The In-House Advantage
As an agency that is integrated with Aimbridge’s other departments, Second Wave leverages intimate knowledge of management client businesses. “We are hyper-focused on performance, both hotel performance and marketing performance, and we tie those two together,” he said. “So, working closely with both the properties and our revenue management counterparts, we’re able to get in real-time information and data about what the future pace looks like for the hotels and can adapt our strategies in accordance with what we’re seeing.” Ettlin explained that being in-house also enables the service to go beyond brand building to implementation. “We’re able to partner with operations to pull that brand ethos through to every touchpoint within the property, which is rare because a lot of brand-building agencies out there build a beautiful brand, but then hand it over to the property and wish them luck with the implementation,” he said. “So, that’s another key differentiator for us.”
AI-Powered Marketing
Earlier this year, Ettlin formed an “AI Taskforce” within Second Wave, focused on enhancing the agency’s use of AI across all areas, including brand building. “We’ve built some closed-source proprietary AI platforms that we’ve fed all of the brand-building knowledge that we have, so that the AI engines will start thinking like us and supporting our team as they build out brands for hotels and restaurants, including image generation,” he explained, adding an example of how the technology expedites the process. “We had a property in Miami that ownership needed to convert to an Autograph brand in short order.
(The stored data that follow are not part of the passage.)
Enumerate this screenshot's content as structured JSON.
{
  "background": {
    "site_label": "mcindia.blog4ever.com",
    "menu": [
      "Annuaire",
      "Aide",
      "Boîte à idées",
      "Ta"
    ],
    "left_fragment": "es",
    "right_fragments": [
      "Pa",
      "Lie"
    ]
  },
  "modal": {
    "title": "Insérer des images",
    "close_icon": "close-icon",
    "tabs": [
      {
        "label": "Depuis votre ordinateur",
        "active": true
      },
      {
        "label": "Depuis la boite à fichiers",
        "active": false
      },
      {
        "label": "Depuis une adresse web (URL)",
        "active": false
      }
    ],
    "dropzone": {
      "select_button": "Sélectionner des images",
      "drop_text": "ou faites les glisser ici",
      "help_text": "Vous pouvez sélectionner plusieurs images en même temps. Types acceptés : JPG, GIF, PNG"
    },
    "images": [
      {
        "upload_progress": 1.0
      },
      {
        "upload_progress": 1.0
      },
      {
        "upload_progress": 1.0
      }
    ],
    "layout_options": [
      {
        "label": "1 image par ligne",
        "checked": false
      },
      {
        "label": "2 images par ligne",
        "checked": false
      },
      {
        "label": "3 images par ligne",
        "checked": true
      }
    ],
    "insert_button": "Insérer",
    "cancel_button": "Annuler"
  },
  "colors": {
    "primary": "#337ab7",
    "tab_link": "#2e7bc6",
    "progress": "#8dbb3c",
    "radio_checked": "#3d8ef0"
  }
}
And so, they brought our team in and we completely built their new brand from start to finish in two months. Had we not been leveraging some of these AI tools, there’s no way we would have been able to get that done in that type of timeframe.” More recently, Second Wave leveraged AI to help rebrand The Queen Mary and its onboard hotel to capture the ship’s original, modern elegance. “We created a custom typeface from its historic signage, and we used AI to generate design assets whose style matched actual artifacts on board,” he related. “Having managed the ship for many years, to see our team be able to come in and completely rebrand it was rewarding.”
Proactive Campaign Planning
Going forward, Second Wave is not only focused on international expansion and enhanced use of AI, but also on smarter data integrations. “Aimbridge is probably set up for the biggest amount of success in the industry from the standpoint of how much data our company has and how much we’re able to leverage,” Ettlin said. Key datasets include ROI, revenue trends, and occupancy data—both historical and projected, which inform the design of marketing campaigns and their timing. “If you think about the way that hotel marketers have traditionally run their campaigns, it’s been a bit reactive in some ways, looking at backward-facing data and trying to anticipate where they need to shift spend or strategy in the future,” he observed. “But if we can pull in the forward-looking pace for our hotels and understand in real time what is happening—hotel to hotel—and then leverage AI to build out our marketing budgets around exactly where those need dates are for our properties, we can get ahead of the marketing efforts and support of our hotels as they face headwinds or need to scale back marketing, for example. That is going to be absolutely critical.”